We’re obviously experiencing some very, very challenging times now, whether you’re looking at the stock market or whether you’re looking at just the global business environment due to this virus.
But, well, we view this as a serious situation, but we also know it’s not permanent, that this company has always shown an ability to rebound from some of the biggest challenges that it has faced. And this is one of them.”
Notes from the Conference Call
Generally, Disney’s executive conference calls are incredibly enlightening. This one felt more like a PR situation, as the parties involved didn’t offer many interesting tidbits. Everyone played the situation conservatively.
Iger led with a prepared remark and stated that he is “thrilled for Bob.” Given how much time they’ve spent together, I believe him. The new Executive Chairman also stated his remaining contract length, letting listeners know that he’s not going anywhere.
Chapek also read a speech about the situation. He stressed his detailed experience through 27 years of service as a loyal Disney employee. Then, the new CEO reiterated that he’ll follow the same Disney tenets that Iger laid out in his autobiography.
During the Q&A session, Chapek addressed the gap in his resume. He lacks experience in a couple of the four divisions. However, Disney’s boss mentioned that leadership executives meet regularly to give each other a bit of cross-training.

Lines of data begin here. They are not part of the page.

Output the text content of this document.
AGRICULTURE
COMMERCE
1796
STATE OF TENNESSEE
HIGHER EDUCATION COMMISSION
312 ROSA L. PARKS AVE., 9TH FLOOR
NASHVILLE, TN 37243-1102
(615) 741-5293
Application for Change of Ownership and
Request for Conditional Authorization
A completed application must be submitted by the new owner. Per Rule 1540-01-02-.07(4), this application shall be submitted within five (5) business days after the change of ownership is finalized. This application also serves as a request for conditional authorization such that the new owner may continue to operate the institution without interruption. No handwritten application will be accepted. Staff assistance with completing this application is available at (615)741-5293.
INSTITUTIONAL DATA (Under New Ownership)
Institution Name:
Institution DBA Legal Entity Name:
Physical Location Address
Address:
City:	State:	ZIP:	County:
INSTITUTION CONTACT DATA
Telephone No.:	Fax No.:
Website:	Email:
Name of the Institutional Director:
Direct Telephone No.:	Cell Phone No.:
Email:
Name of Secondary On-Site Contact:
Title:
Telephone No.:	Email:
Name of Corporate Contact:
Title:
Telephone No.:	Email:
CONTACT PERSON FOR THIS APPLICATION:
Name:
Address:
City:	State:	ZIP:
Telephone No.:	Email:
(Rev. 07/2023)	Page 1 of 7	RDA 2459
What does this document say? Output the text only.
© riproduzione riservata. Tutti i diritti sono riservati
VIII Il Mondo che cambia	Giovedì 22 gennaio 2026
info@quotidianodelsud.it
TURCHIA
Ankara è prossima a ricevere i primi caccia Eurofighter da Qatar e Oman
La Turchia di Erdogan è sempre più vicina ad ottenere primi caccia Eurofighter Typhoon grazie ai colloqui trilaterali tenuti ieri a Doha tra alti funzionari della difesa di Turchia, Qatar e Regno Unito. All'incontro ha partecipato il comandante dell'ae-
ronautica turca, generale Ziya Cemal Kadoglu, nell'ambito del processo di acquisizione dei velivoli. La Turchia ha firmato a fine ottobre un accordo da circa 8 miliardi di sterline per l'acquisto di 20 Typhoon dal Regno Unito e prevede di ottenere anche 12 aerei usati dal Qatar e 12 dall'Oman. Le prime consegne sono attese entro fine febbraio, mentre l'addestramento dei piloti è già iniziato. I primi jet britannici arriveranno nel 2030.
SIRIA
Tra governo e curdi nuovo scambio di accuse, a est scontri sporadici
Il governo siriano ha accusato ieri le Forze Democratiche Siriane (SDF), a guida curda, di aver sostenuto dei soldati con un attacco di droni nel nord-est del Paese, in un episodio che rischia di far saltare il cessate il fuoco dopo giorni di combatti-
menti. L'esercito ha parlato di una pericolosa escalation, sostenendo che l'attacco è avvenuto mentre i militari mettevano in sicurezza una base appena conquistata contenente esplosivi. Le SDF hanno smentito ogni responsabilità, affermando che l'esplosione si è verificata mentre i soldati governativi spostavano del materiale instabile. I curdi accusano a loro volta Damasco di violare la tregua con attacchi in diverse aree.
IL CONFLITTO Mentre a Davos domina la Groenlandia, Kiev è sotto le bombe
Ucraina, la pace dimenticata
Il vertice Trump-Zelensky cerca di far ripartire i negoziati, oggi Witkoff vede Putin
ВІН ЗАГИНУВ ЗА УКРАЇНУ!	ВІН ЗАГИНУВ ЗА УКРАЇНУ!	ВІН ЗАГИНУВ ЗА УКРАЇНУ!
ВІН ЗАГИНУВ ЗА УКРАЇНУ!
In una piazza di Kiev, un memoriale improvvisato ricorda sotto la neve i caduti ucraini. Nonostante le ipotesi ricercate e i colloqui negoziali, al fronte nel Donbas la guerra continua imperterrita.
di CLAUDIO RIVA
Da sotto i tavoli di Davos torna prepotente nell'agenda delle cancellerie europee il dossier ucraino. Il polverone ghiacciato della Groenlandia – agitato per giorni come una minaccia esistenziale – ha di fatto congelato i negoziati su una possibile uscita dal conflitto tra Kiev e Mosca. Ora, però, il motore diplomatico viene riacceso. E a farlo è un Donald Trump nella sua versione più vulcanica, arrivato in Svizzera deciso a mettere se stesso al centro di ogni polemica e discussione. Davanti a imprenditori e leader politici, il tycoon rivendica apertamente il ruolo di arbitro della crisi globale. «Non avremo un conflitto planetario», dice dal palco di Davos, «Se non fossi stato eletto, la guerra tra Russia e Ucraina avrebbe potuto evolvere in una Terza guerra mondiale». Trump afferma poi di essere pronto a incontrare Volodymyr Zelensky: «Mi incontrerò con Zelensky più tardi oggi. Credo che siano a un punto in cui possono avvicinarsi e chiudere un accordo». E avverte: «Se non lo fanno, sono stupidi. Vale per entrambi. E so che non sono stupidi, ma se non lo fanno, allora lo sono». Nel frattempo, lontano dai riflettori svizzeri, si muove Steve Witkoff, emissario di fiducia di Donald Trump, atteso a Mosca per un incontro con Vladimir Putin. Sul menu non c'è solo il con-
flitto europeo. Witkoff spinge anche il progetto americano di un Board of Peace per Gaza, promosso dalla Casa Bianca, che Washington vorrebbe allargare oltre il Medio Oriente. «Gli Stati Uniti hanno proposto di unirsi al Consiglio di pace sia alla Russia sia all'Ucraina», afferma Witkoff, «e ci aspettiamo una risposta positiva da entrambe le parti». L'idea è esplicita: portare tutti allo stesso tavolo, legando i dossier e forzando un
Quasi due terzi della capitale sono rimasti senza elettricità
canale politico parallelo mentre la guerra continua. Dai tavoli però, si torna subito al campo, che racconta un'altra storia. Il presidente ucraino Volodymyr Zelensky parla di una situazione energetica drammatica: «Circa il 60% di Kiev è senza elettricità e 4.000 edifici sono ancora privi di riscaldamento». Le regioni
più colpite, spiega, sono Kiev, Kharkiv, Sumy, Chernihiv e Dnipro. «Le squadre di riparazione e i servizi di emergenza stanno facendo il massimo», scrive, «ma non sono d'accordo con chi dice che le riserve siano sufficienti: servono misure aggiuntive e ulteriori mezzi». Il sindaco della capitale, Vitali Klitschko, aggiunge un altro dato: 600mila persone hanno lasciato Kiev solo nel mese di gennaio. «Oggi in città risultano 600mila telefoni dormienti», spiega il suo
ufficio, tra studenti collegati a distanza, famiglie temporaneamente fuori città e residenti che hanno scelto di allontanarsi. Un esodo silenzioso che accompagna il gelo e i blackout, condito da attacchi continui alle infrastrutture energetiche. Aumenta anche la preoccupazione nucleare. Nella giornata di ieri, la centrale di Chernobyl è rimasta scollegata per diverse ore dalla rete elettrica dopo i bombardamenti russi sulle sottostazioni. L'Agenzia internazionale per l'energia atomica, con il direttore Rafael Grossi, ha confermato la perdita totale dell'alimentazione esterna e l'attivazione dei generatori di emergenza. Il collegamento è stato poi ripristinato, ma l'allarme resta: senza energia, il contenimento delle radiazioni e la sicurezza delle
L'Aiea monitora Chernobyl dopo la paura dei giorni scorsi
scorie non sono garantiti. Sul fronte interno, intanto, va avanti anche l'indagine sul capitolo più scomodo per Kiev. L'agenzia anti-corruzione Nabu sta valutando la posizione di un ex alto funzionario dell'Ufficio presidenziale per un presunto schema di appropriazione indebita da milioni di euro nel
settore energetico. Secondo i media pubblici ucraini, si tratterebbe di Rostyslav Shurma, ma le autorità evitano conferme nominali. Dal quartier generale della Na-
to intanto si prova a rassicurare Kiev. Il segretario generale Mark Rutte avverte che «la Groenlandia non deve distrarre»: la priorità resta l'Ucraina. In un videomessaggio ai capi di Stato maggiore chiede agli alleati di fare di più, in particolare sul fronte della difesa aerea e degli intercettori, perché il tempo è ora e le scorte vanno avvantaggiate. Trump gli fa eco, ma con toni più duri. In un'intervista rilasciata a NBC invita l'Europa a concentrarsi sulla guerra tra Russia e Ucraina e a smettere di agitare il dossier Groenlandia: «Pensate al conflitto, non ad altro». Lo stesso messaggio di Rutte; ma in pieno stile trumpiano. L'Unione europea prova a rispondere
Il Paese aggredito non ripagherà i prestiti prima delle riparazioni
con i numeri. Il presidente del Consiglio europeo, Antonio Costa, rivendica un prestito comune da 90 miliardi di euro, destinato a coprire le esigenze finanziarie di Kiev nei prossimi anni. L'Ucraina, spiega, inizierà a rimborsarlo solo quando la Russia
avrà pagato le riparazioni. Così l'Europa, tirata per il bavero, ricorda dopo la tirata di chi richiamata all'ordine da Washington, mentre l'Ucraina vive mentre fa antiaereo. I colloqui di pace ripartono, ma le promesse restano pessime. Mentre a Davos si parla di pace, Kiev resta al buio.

Chapek later added that one of his primary challenges would require Disney to stay ahead of the competition in storytelling areas.
Iger also addressed the matter by indicating that he, too, lacked some cross-division experience when he became CEO. He added that the nature of the job will lead to Chapek developing the same skills in time. Then, Iger said that he had the option of naming himself Chief Creative Officer but decided that Disney didn’t need that position.
On, in case you’re wondering, Iger wouldn’t drop any hints about future plans. As MickeyBlog has mentioned many times, Disney’s Executive Chairman had eyed a political campaign. He at least toyed with the notion of running for President of the United States in 2020. The interviewers tried to coerce him to confirm a future run, but he wouldn’t take the bait.